Selepas menimba ilmu di Makkah dan Madinah, para ulama sekaligus pedagang tersebut kemudian memutuskan untuk kembali ke kampung halamannya. Masyarakat Nusantara pun diberikan ilmu soal ibadah haji. Kala itu pemahaman masyarakat tentang Islam masih minim.
Singkat cerita, beberapa pusat pemerintahan di Nusantara dari Jawa hingga Ternate dijadikan para ulama sebagai pelabuhan embarkasi haji pada kuartal akhir abad ke-17. Hal ini membuat kesempatan mereka yang ingin pergi ke Makkah untuk berlayar ke Jeddah menjadi lebih terbuka.
Puncak perkembangan pesat yang mendasar dalam perjalanan ibadah haji dimulai pada tahun 1826. Dalam catatan pemerintah Belanda "Resolutie van den Gouveumeur Generaal van Nederlandsche Indie" yang diterbitkan Oktober tahun 1825, 200 orang pribumi yang berasal dari Batavia dan residen lainnya menghadap polisi Belanda untuk meminta paspor jalan ibadah haji. Mereka melaporkan ingin berhaji bersama kapal Magbar milik Syaikh Umar Bugis.

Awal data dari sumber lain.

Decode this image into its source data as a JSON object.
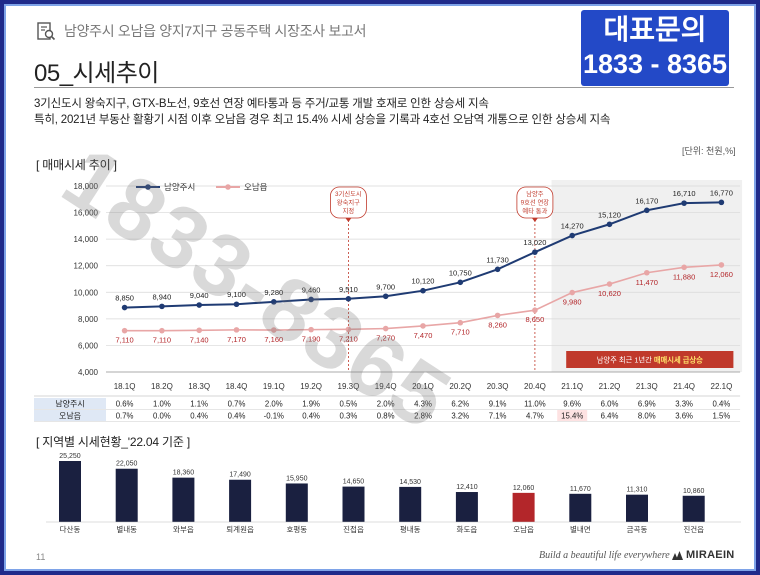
{
  "header": {
    "title": "남양주시 오남읍 양지7지구 공동주택 시장조사 보고서",
    "badge_line1": "대표문의",
    "badge_line2": "1833 - 8365"
  },
  "section_title": "05_시세추이",
  "description": [
    "3기신도시 왕숙지구, GTX-B노선, 9호선 연장 예타통과 등 주거/교통 개발 호재로 인한 상승세 지속",
    "특히, 2021년 부동산 활황기 시점 이후 오남읍 경우 최고 15.4% 시세 상승을 기록과 4호선 오남역 개통으로 인한 상승세 지속"
  ],
  "unit_label": "[단위: 천원,%]",
  "watermark": "1833-8365",
  "footer": {
    "page": "11",
    "tagline": "Build a beautiful life everywhere",
    "brand": "MIRAEIN"
  },
  "colors": {
    "badge_bg": "#2349c7",
    "namyangju_line": "#1f3b73",
    "onam_line": "#e8a6a6",
    "bar_default": "#1a2040",
    "bar_highlight": "#b3262a",
    "callout_red": "#c0392b",
    "band_gray": "#f0f0f0"
  },
  "chart_data": [
    {
      "type": "line",
      "title": "[ 매매시세 추이 ]",
      "categories": [
        "18.1Q",
        "18.2Q",
        "18.3Q",
        "18.4Q",
        "19.1Q",
        "19.2Q",
        "19.3Q",
        "19.4Q",
        "20.1Q",
        "20.2Q",
        "20.3Q",
        "20.4Q",
        "21.1Q",
        "21.2Q",
        "21.3Q",
        "21.4Q",
        "22.1Q"
      ],
      "y_ticks": [
        "4,000",
        "6,000",
        "8,000",
        "10,000",
        "12,000",
        "14,000",
        "16,000",
        "18,000"
      ],
      "ylim": [
        4000,
        18000
      ],
      "legend_position": "top-left",
      "series": [
        {
          "name": "남양주시",
          "values": [
            8850,
            8940,
            9040,
            9100,
            9280,
            9460,
            9510,
            9700,
            10120,
            10750,
            11730,
            13020,
            14270,
            15120,
            16170,
            16710,
            16770
          ],
          "labels": [
            "8,850",
            "8,940",
            "9,040",
            "9,100",
            "9,280",
            "9,460",
            "9,510",
            "9,700",
            "10,120",
            "10,750",
            "11,730",
            "13,020",
            "14,270",
            "15,120",
            "16,170",
            "16,710",
            "16,770"
          ]
        },
        {
          "name": "오남읍",
          "values": [
            7110,
            7110,
            7140,
            7170,
            7160,
            7190,
            7210,
            7270,
            7470,
            7710,
            8260,
            8650,
            9980,
            10620,
            11470,
            11880,
            12060
          ],
          "labels": [
            "7,110",
            "7,110",
            "7,140",
            "7,170",
            "7,160",
            "7,190",
            "7,210",
            "7,270",
            "7,470",
            "7,710",
            "8,260",
            "8,650",
            "9,980",
            "10,620",
            "11,470",
            "11,880",
            "12,060"
          ]
        }
      ],
      "annotations": [
        {
          "text_lines": [
            "3기신도시",
            "왕숙지구",
            "지정"
          ],
          "at": "19.3Q"
        },
        {
          "text_lines": [
            "남양주",
            "9호선 연장",
            "예타 통과"
          ],
          "at": "20.4Q"
        },
        {
          "text_lines": [
            "남양주 최근 1년간 ",
            "매매시세 급상승"
          ],
          "at": "21.1Q-22.1Q"
        }
      ],
      "change_table": {
        "rows": [
          {
            "name": "남양주시",
            "values": [
              "0.6%",
              "1.0%",
              "1.1%",
              "0.7%",
              "2.0%",
              "1.9%",
              "0.5%",
              "2.0%",
              "4.3%",
              "6.2%",
              "9.1%",
              "11.0%",
              "9.6%",
              "6.0%",
              "6.9%",
              "3.3%",
              "0.4%"
            ]
          },
          {
            "name": "오남읍",
            "values": [
              "0.7%",
              "0.0%",
              "0.4%",
              "0.4%",
              "-0.1%",
              "0.4%",
              "0.3%",
              "0.8%",
              "2.8%",
              "3.2%",
              "7.1%",
              "4.7%",
              "15.4%",
              "6.4%",
              "8.0%",
              "3.6%",
              "1.5%"
            ]
          }
        ]
      }
    },
    {
      "type": "bar",
      "title": "[ 지역별 시세현황_'22.04 기준 ]",
      "categories": [
        "다산동",
        "별내동",
        "와부읍",
        "퇴계원읍",
        "호평동",
        "진접읍",
        "평내동",
        "화도읍",
        "오남읍",
        "별내면",
        "금곡동",
        "진건읍"
      ],
      "values": [
        25250,
        22050,
        18360,
        17490,
        15950,
        14650,
        14530,
        12410,
        12060,
        11670,
        11310,
        10860
      ],
      "labels": [
        "25,250",
        "22,050",
        "18,360",
        "17,490",
        "15,950",
        "14,650",
        "14,530",
        "12,410",
        "12,060",
        "11,670",
        "11,310",
        "10,860"
      ],
      "highlight": "오남읍"
    }
  ]
}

Pemerintah Belanda pun mengizinkan dengan mengeluarkan resolusinya.
"Dengan disposisi ini untuk pengesahan kepada mereka yang telah menghadap polisi untuk memperoleh paspor ke Makkah dengan kapal Magbar telah diizinkan berangkat ke sana," kutipan terjemahan dari bahasa Belanda dari Resolutie van den Gouveumeur Generaal van Nederlandsche Indie yang diterbitkan Oktober tahun 1825.